La prima, infatti, non è un’Intelligenza Artificiale creatrice, o almeno non nel senso in cui noi intendiamo il termine; si limita a facilitare il lavoro dell’artista, permettendo alla persona di liberare la propria creatività, stimolandola con suggestioni e idee in base alle sue preferenze e attitudini.
Magenta, invece, è un vero e proprio compositore artificiale che, a seconda degli input che gli vengono forniti, riesce in autonomia a creare una traccia originale.
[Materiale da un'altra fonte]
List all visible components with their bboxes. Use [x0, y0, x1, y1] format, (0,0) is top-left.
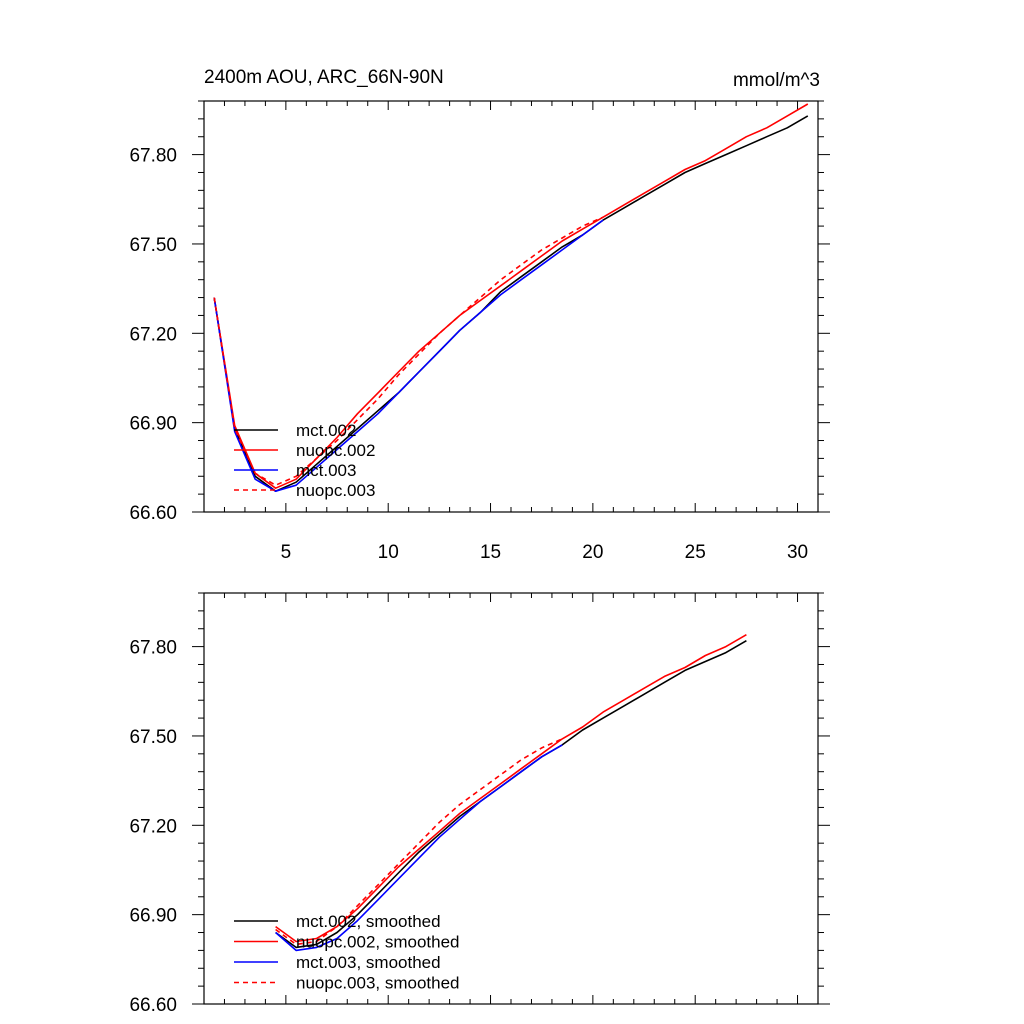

La qualità della composizione non è ancora soddisfacente sotto molti punti di vista, ma l’innovazione tecnologica cresce esponenzialmente e così i suoi risultati.
Questi ovviamente non sono gli unici due strumenti disponibili al momento; anzi, il loro numero è in crescita: fra gli altri, si possono citare AIVA, MuseNet di OpenAI, Amper e Jukedeck. Ognuno è specializzato su una qualche caratteristica e funzionalità, ma tutti hanno in comune il fatto di aver attirato su di sé l’attenzione di media e investitori.
Se poi consideriamo anche gli algoritmi di suggerimento delle piattaforme streaming come Spotify o Apple Music, o tutte le applicazioni dell’IA nel campo dei tool di editing, appare chiaro come la penetrazione di questa tecnologia nel campo musicale sia più avanti di quanto potremmo credere.
Quali sono però le possibili conseguenze di un rapporto così stretto fra Musica e Intelligenza Artificiale? Almeno sul breve periodo non si dovrebbero percepire sostanziali cambiamenti nel modo in cui ascoltiamo o scegliamo la nostra musica.
Alcune canzoni e album “artificiali”, come “I AM AI” di Taryn Southern, cantato dalla performer ma composto, suonato e prodotto dal software open source Amper, continueranno a uscire e otterranno sicuramente un buon successo commerciale, ma saranno eccezioni, e probabilmente verranno apprezzati per l’innovatività, non per la loro qualità intrinseca.
Segno di questa evoluzione è l’acquisizione da parte di TikTok, uno dei social network di maggior successo dell’ultimo periodo e amato soprattutto dalle nuove generazioni, di Jukedeck, che abbiamo citato prima come uno dei migliori tool intelligenti per la composizione di musica.
Immaginate cosa potrebbe nascere da questo matrimonio. Magari avremo la possibilità, una volta iscritti al social, di creare una nostra canzone, aiutati da una IA evoluta, per poi cantarla e condividerla con gli amici; si potrebbe così abbattere la barriera, per la maggior parte delle persone insormontabile, dell’apprendimento di uno strumento musicale.
Questo racconto è ovviamente frutto della nostra fantasia, per quanto bello (o spaventoso per alcuni) possa essere. Indubbiamente le cose stanno cambiando, e la musica sta affrontando molte trasformazioni, stimolate dall’innovazione tecnologica (concerti in realtà aumentata, artisti non più attivi che tornano a cantare sotto forma di ologrammi, bitcoin per acquistare brani e album direttamente dai cantanti...e molto altro).
In definitiva, per rispondere alla domanda che ci eravamo posti in principio: è giusto sparare sul pianista “artificiale”? Se c’è una cosa che è sempre vera è che bloccare l’innovazione è controproducente. L’obiettivo è riuscire a guidarla sulla giusta strada, così da permettere una trasformazione dolce per artisti e addetti ai lavori, affinché nessuno ne risulti danneggiato.
L’intelligenza Artificiale nasce come strumento per abilitare o facilitare le attività umane; in questo caso, se sapremo utilizzarla a dovere, potrà stimolare la creatività delle persone, dando forma infine a un’arte alla portata di tutti.